Carol Bartz, the new CEO at Yahoo! is a risky choice.
To her credit, she has excellent operational credentials having been a CEO of a public company (AutoDesk) for a period of time, a high degree of personal toughness in her fight with cancer, her struggle to keep her work-family balance appropriate as discussed in the story in the Economist.com, and being a woman in the software industry in a time where the number at the top of the largest organizations has declined in recent years.
It seems that Carol has demonstrated stamina and an ability to make tough decisions, something often considered as 'balls', and something that founder Jerry Yang lacked.

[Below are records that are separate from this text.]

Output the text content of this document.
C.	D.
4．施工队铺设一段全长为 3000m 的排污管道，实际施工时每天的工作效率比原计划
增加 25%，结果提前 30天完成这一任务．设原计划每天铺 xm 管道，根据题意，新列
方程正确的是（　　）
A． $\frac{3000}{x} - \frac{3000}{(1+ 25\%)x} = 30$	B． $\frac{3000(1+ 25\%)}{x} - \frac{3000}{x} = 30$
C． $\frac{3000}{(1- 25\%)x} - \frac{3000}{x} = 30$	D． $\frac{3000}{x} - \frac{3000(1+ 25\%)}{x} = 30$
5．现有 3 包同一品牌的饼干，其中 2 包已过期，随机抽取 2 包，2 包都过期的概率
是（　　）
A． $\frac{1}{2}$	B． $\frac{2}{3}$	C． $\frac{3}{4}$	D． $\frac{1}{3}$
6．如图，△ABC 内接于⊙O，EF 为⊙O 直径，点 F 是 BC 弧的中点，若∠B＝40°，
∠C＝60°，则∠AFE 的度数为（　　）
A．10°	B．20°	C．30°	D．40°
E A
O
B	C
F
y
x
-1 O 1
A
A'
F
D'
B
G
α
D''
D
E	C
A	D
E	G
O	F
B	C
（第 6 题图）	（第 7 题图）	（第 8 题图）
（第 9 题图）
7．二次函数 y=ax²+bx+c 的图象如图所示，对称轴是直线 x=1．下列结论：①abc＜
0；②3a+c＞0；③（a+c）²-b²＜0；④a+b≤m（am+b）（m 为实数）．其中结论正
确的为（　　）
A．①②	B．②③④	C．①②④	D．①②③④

On the other hand, balls alone isn't all that's required for a successful transformation of the company as big, pampered and as unwieldy as Yahoo! Yahoo!s strength today is in its portfolio approach. One that has been replicated by Google and one that has been ruthlessly targeted by the social networks darlings such as Facebook, MySpace and others.
Yahoo! needs portfolio management thinking. She needs strategy insight that shows the synergies (if there are any) between elements of the portfolio and that can lead to decisions to buy, sell, disengage and even to shift the workforce from low growth markets to high growth markets. She did not get this kind of experience at the single engineering software product-oriented AutoDesk. Her customer and industry knowledge there will not be helpful at Yahoo! which makes her a particularly risky choice.